ISLAMABAD: The government is mulling over options to raise the GST rate by 1 percent in the upcoming budget 2024-25 in a bid to comply with the IMF conditions, The News has learnt.
This single step, if conceded by the government, can yield Rs180 billion revenue in the next budget.
Another proposal under consideration is to remove different rates in the GST and bring all sectors under the standard rate of GST.
On Personal Income Tax (PIT), the IMF has prescribed raise in the tax rate for higher income bracket earners and enhancing the maximum rate from 30 percent to 40 percent. However, the proposal for bringing pensioners drawing over Rs100,000 into the tax net has been dropped for the time being.
The IMF has shared its draft report with the Pakistani high-ups and asked for stringent measures in the coming budget, including options to raise the GST rate by 1 percent and jacking up rates for higher income brackets of the salaried class.

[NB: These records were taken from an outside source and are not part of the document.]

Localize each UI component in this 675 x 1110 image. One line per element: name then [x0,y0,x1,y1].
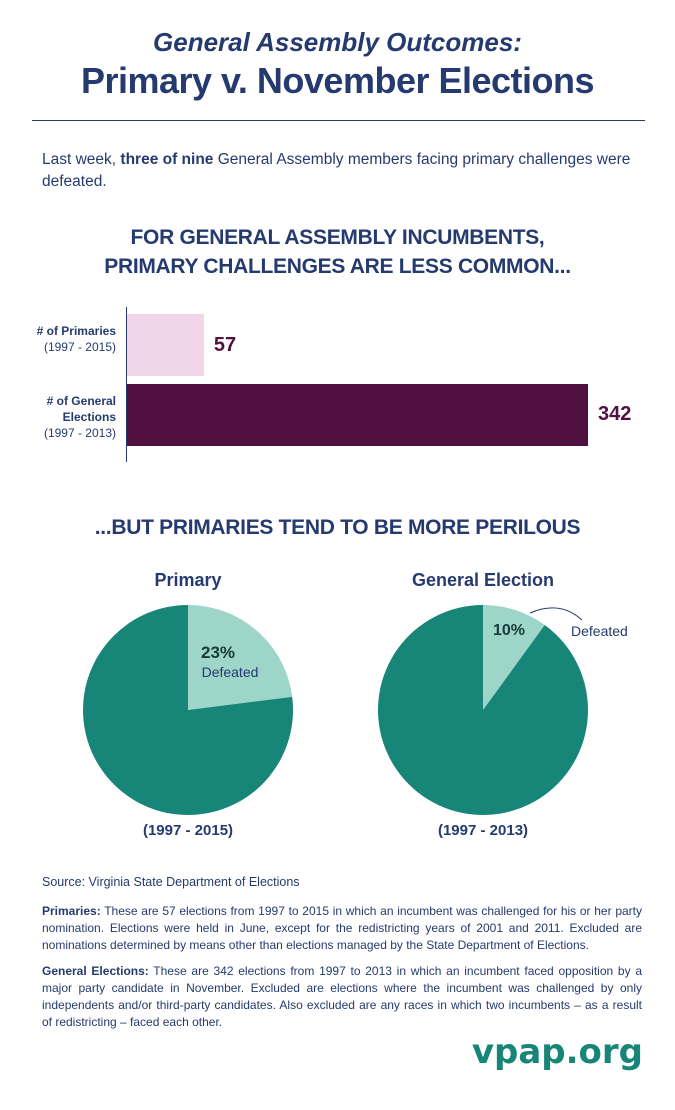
source: Source: Virginia State Department of Ele… [42,875,300,889]
note-label: General Elections: [42,964,149,978]
bar-value-primaries: 57 [213,334,237,356]
heading1-line2: PRIMARY CHALLENGES ARE LESS COMMON... [104,255,571,278]
heading2: ...BUT PRIMARIES TEND TO BE MORE PERILOU… [94,516,581,539]
note-general: General Elections: These are 342 electio… [42,963,642,1031]
pie1-title: Primary [154,570,222,590]
pie1-defeated: Defeated [201,664,259,680]
bar-label-range: (1997 - 2013) [43,426,116,440]
title-line2: Primary v. November Elections [80,60,595,101]
bar-value-general: 342 [598,403,632,425]
intro-bold: three of nine [120,151,214,168]
pie2-defeated: Defeated [571,623,628,639]
intro-post: General Assembly members facing primary … [42,151,631,190]
bar-chart: # of Primaries (1997 - 2015) # of General… [0,281,675,462]
bar-label-primaries: # of Primaries (1997 - 2015) [20,323,116,355]
note-text: These are 57 elections from 1997 to 2015… [42,904,642,952]
note-label: Primaries: [42,904,101,918]
bar-label-text: # of Primaries [36,324,116,338]
bar-label-general: # of General Elections (1997 - 2013) [20,393,116,441]
title-line1: General Assembly Outcomes: [153,27,522,57]
divider [32,120,645,121]
intro-text: Last week, three of nine General Assembl… [42,149,642,193]
bar-general [127,384,588,446]
heading1: FOR GENERAL ASSEMBLY INCUMBENTS, PRIMARY … [0,223,675,281]
heading1-line1: FOR GENERAL ASSEMBLY INCUMBENTS, [130,226,545,249]
defeated-callout-line [529,607,583,621]
note-primaries: Primaries: These are 57 elections from 1… [42,903,642,954]
pie2 [378,605,589,815]
pie-slice-defeated [483,605,545,710]
infographic: General Assembly Outcomes: Primary v. No… [0,27,675,1072]
pie-slice-other [378,605,589,815]
pie-slice-defeated [188,605,293,710]
pie2-title: General Election [411,570,555,590]
bar-axis [126,307,127,462]
bar-label-text: # of General Elections [46,394,116,424]
pie2-pct: 10% [492,622,526,639]
pie2-range: (1997 - 2013) [437,822,529,839]
note-text: These are 342 elections from 1997 to 201… [42,964,642,1029]
vpap-logo[interactable]: vpap.org [471,1032,643,1072]
pie-charts [83,605,589,815]
pie1-pct: 23% [200,643,236,662]
pie1-range: (1997 - 2015) [142,822,234,839]
pie-slice-other [83,605,294,815]
bar-label-range: (1997 - 2015) [43,340,116,354]
intro-pre: Last week, [42,151,121,168]
bar-primaries [127,314,204,376]
pie1 [83,605,294,815]
pie-section: Primary General Election 23% Defeated 10… [0,542,675,844]
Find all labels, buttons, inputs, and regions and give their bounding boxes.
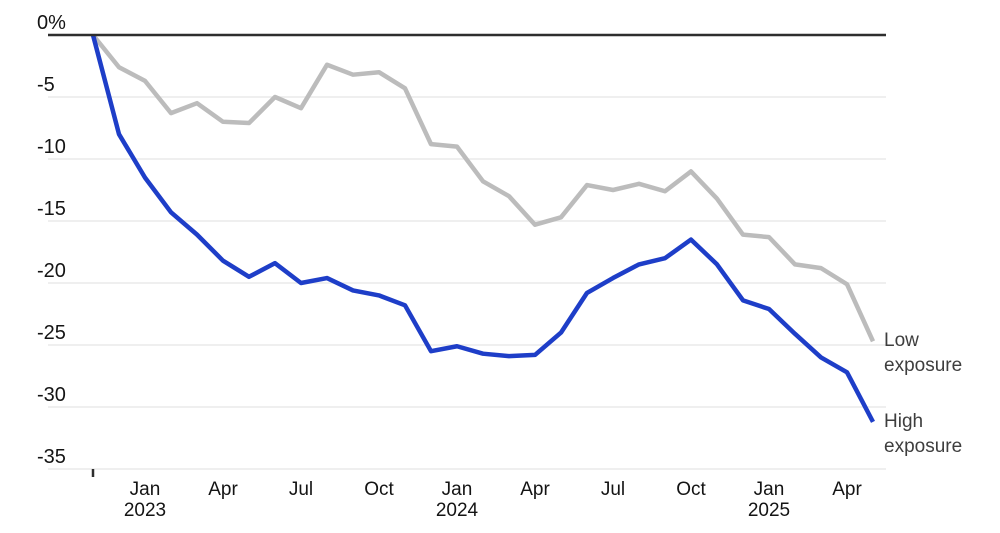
line-high-exposure: [90, 34, 875, 423]
x-tick-label-month: Jan: [442, 479, 473, 500]
x-tick-label-month: Jul: [289, 479, 313, 500]
x-tick-label-month: Jan: [130, 479, 161, 500]
x-tick-label-month: Apr: [208, 479, 238, 500]
x-tick-label-year: 2023: [124, 500, 166, 521]
x-tick-label-month: Jan: [754, 479, 785, 500]
y-tick-label: -35: [37, 446, 66, 468]
y-tick-label: 0%: [37, 12, 66, 34]
y-tick-label: -25: [37, 322, 66, 344]
legend-label-high-exposure: High exposure: [884, 411, 963, 457]
y-tick-label: -10: [37, 136, 66, 158]
line-low-exposure: [91, 33, 876, 343]
x-tick-label-month: Oct: [364, 479, 394, 500]
legend-label-low-exposure: Low exposure: [884, 330, 963, 376]
x-tick-label-month: Apr: [832, 479, 862, 500]
x-tick-label-year: 2025: [748, 500, 790, 521]
y-tick-label: -30: [37, 384, 66, 406]
x-tick-label-month: Oct: [676, 479, 706, 500]
y-tick-label: -20: [37, 260, 66, 282]
x-tick-label-month: Apr: [520, 479, 550, 500]
x-tick-label-month: Jul: [601, 479, 625, 500]
y-tick-label: -15: [37, 198, 66, 220]
y-tick-label: -5: [37, 74, 55, 96]
x-tick-label-year: 2024: [436, 500, 479, 521]
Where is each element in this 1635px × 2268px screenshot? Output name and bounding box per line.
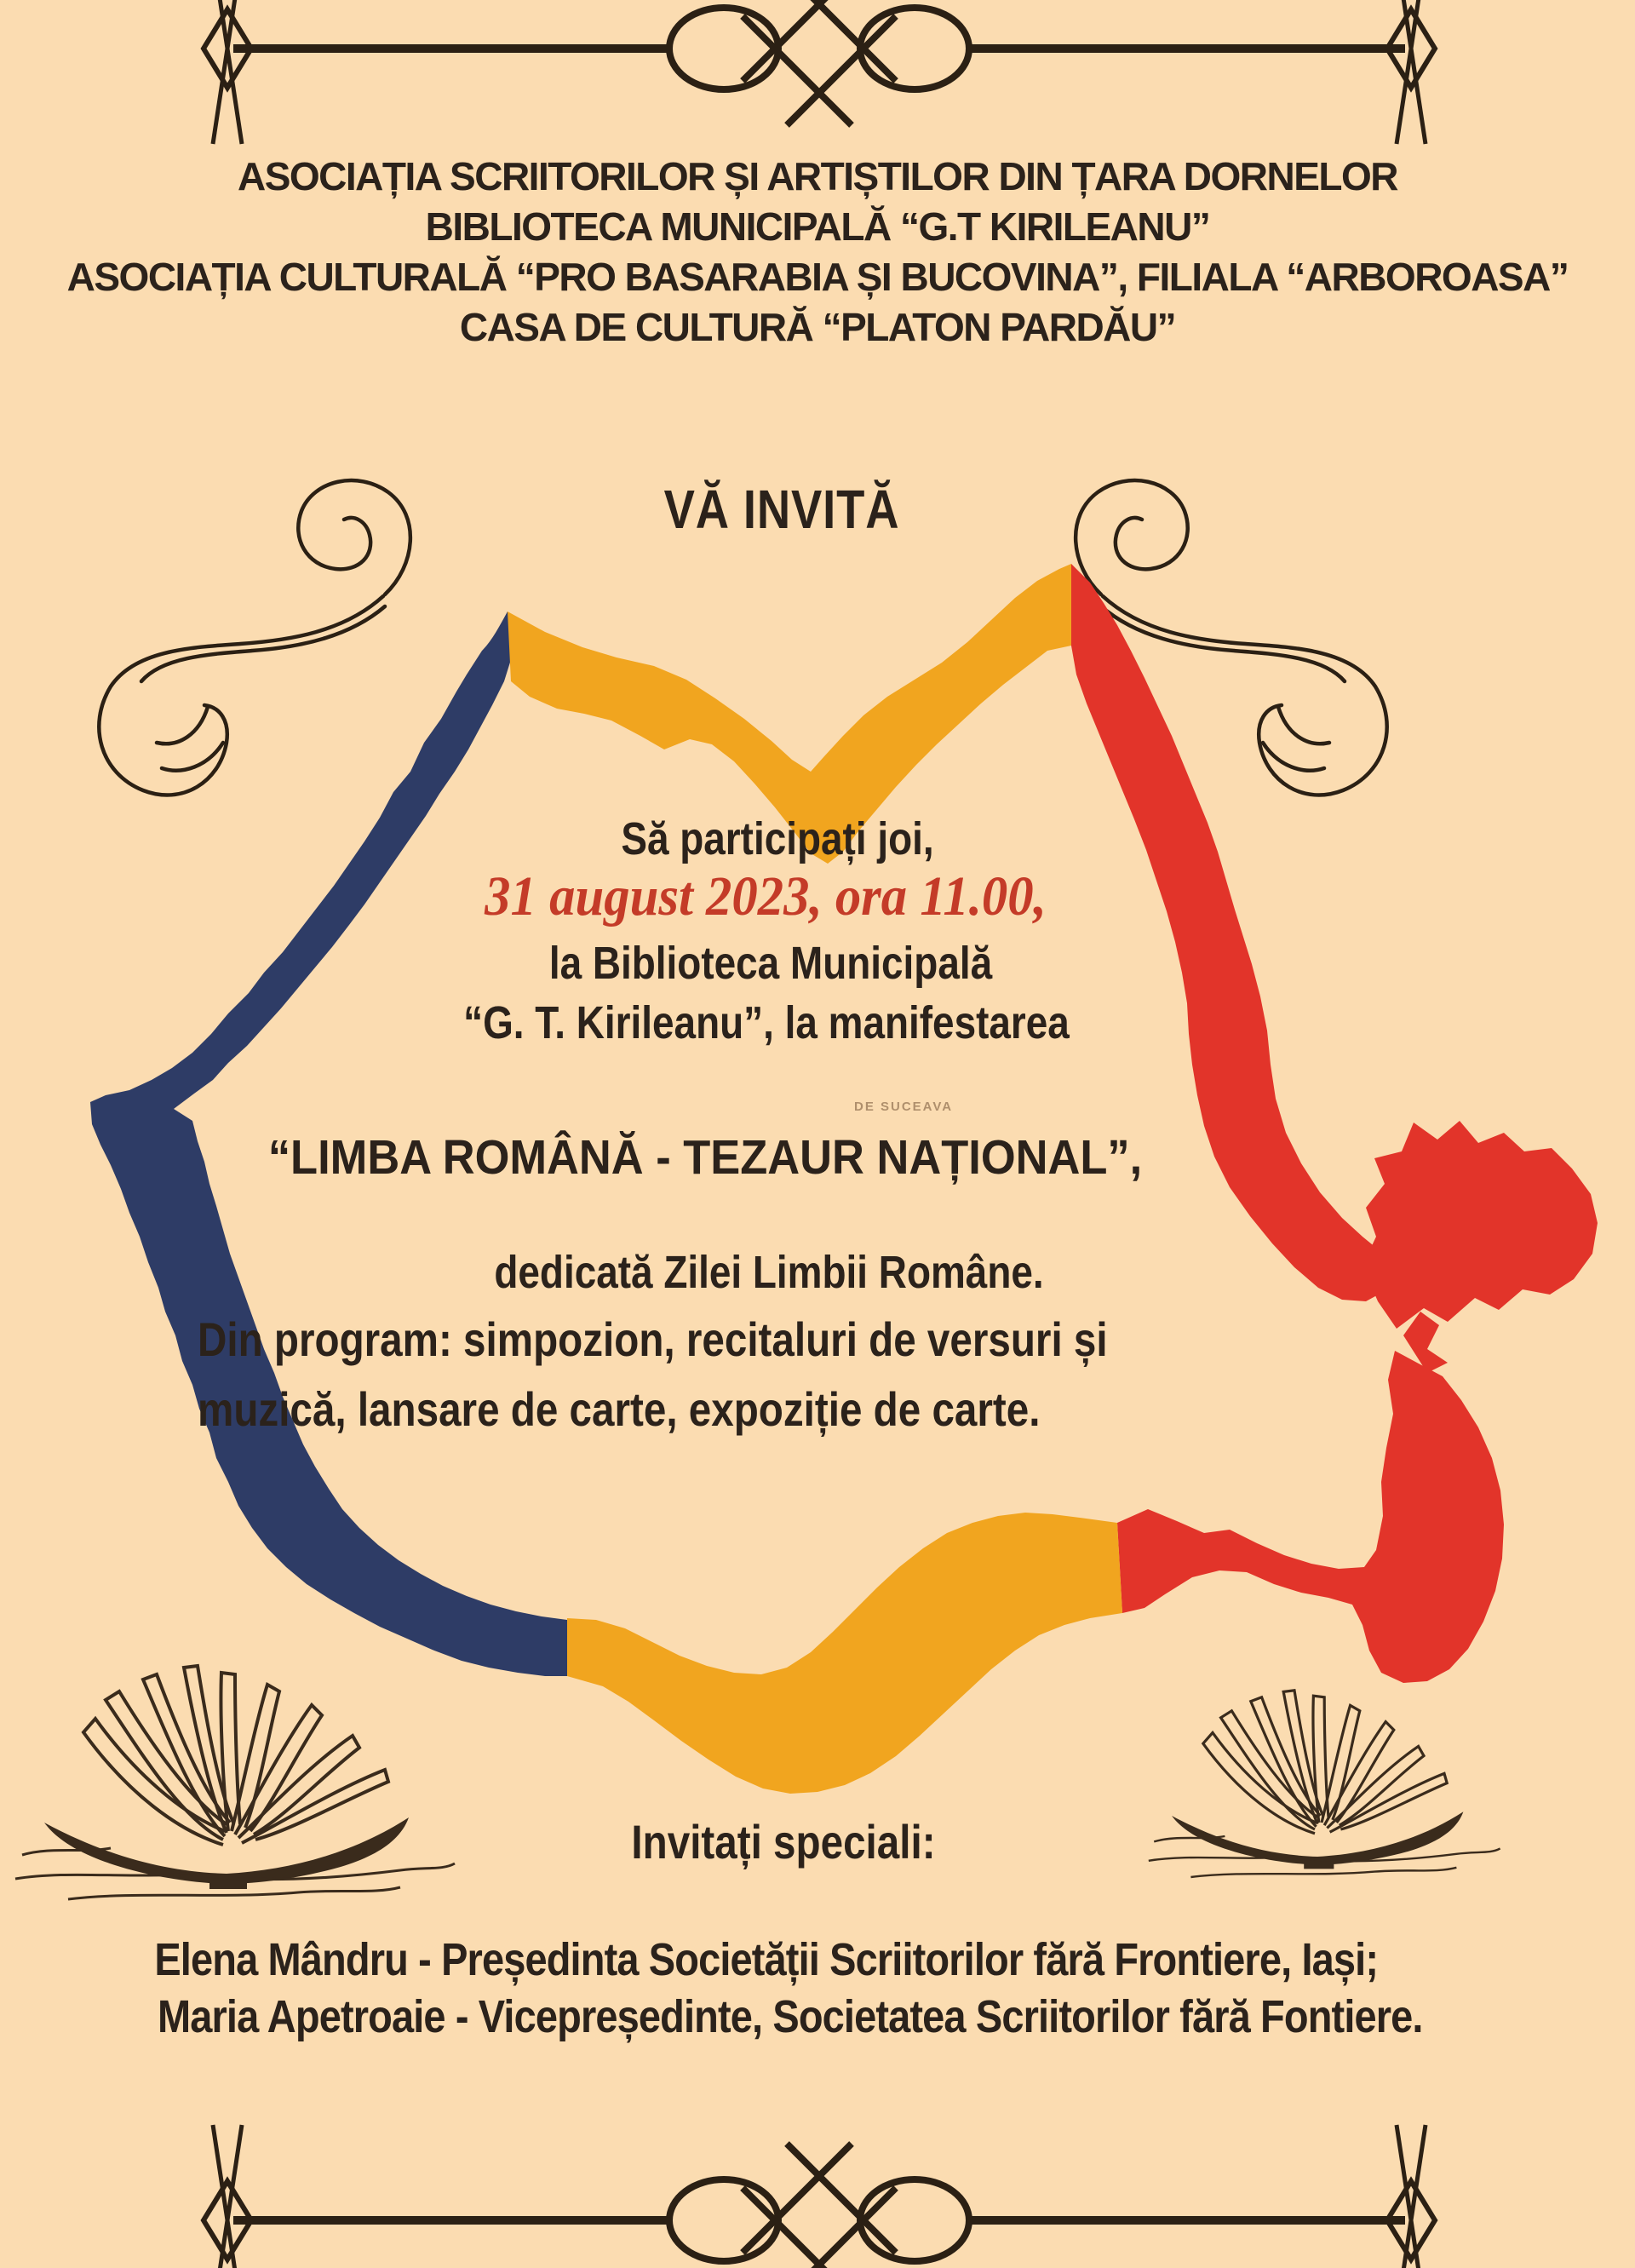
invite-date-line: 31 august 2023, ora 11.00, — [485, 865, 1047, 927]
invite-line-kirileanu: “G. T. Kirileanu”, la manifestarea — [463, 997, 1070, 1048]
header-line-2: BIBLIOTECA MUNICIPALĂ “G.T KIRILEANU” — [425, 204, 1211, 249]
header-line-1: ASOCIAȚIA SCRIITORILOR ȘI ARTIȘTILOR DIN… — [237, 154, 1399, 198]
poster-title: VĂ INVITĂ — [663, 479, 900, 540]
map-stroke-yellow-north — [508, 564, 1071, 864]
invite-line-participate: Să participați joi, — [621, 813, 934, 864]
invite-line-library: la Biblioteca Municipală — [548, 938, 993, 989]
map-stroke-red-east — [1071, 564, 1391, 1301]
event-title: “LIMBA ROMÂNĂ - TEZAUR NAȚIONAL”, — [267, 1130, 1143, 1185]
map-danube-delta-blob — [1362, 1121, 1598, 1329]
program-line-2: muzică, lansare de carte, expoziție de c… — [198, 1382, 1041, 1436]
top-divider-ornament — [204, 0, 1435, 144]
program-line-1: Din program: simpozion, recitaluri de ve… — [198, 1312, 1108, 1366]
map-delta-islet — [1403, 1312, 1448, 1373]
event-dedication: dedicată Zilei Limbii Române. — [494, 1247, 1044, 1298]
header-line-3: ASOCIAȚIA CULTURALĂ “PRO BASARABIA ȘI BU… — [66, 255, 1569, 299]
guest-line: Elena Mândru - Președinta Societății Scr… — [154, 1934, 1379, 1985]
watermark-text: DE SUCEAVA — [854, 1100, 954, 1114]
map-stroke-blue-west — [90, 611, 567, 1676]
map-stroke-yellow-south — [567, 1513, 1122, 1794]
map-stroke-red-coast — [1117, 1351, 1504, 1683]
header-organizations: ASOCIAȚIA SCRIITORILOR ȘI ARTIȘTILOR DIN… — [0, 152, 1635, 353]
bottom-divider-ornament — [204, 2125, 1435, 2268]
guest-line: Maria Apetroaie - Vicepreședinte, Societ… — [157, 1991, 1423, 2042]
header-line-4: CASA DE CULTURĂ “PLATON PARDĂU” — [459, 305, 1177, 349]
guests-heading: Invitați speciali: — [631, 1815, 936, 1869]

A top official said the draft report and Memorandum of Economic and Financial Policies (MEFP) were under discussion and the government would implement the agreed conditions in the coming budget in order to pave the way for signing the Staff Level Agreement (SLA) after the budget approval. The IMF wants the FBR’s tax collection target in the range of Rs12.9 trillion for the budget 2024-25 but the FBR is still insisting on Rs12.5 trillion at the maximum.
The IMF wants to discuss with the provinces the possibility of harmonizing the tax rate and base (e.g., deductions and rate of depreciation) of the agricultural income tax with that which would apply at the federal level.
The IMF wants to repeal the existing SME tax framework under the Fourteenth Schedule for the manufacturing sector, tax all manufacturers and phase out as quickly as practicably possible the special tax regime for the construction sector and subject the sector to the standard income-tax regimes. The IMF has proposed a front-loaded program whereby the government will have to make very tough decisions on taxation fronts such as raising the GST rate by at least 1 percent going up from the standard rate of 18 percent to 19 percent.
For the salaried class, it is proposed that higher bracket income earner tax should be further enhanced from 30 percent to 40 percent in the next budget.
There are seven slabs in PIT for the salaried class and the IMF is asking to bring it down to four slabs. For the highest income bracket earners where the taxable income exceeds Rs6,000,000, the FBR will charge Rs880,000+ 30% of the amount exceeding Rs6,000,000. Now the IMF is proposing that the maximum rate should be enhanced from 30 to 40 percent.
On rationalization of GST, the IMF has recommended eliminating all zero-rating (Fifth Schedule) except for exports and bringing all other goods to the standard rate.
The Fund has asked for restricting the exemptions (Sixth Schedule) to only the supply of residential property (except the first sale) and bringing all other goods to the standard rate. This will also raise the taxation of fuel in line with the average of comparators in the region and emerging economies.
The IMF seeks removal of reduced rates under the Eighth Schedule and bring goods thereunder to the standard rate, except a small number of essentials such as food staples and vital education and health items to be taxed at a single reduced rate of 10 percent. The bank wants to remove all compliance-related distortionary tax policy changes. This includes eliminating the minimum taxes and removing the Ninth and Tenth Schedules under GST Act.
On the income tax side, the IMF wants to repeal the FBR’s discretionary power to award tax incentives for industrial undertakings, and the discretionary power of the cabinet to award tax incentives. It calls for complementing the Tax Expenditure Report with a chapter that assesses the cost and benefits of tax incentives.
In case the tax incentives are granted in future, they should be time-bound and subject to regular assessment of costs and benefits. If the costs are higher than expected initially and/or benefits lower, incentives should be immediately withdrawn.
The IMF recommends transforming the remaining incentives into cost-based incentives, where possible, and reforming the minimum tax allowing the effect of accelerated deductions. It wants to implement a half-year rule to limit deductions the year an asset is put in use and repeal the minimum tax over the medium term, as the capacity for corporate income tax (CIT) administration strengthens and CIT revenue increases.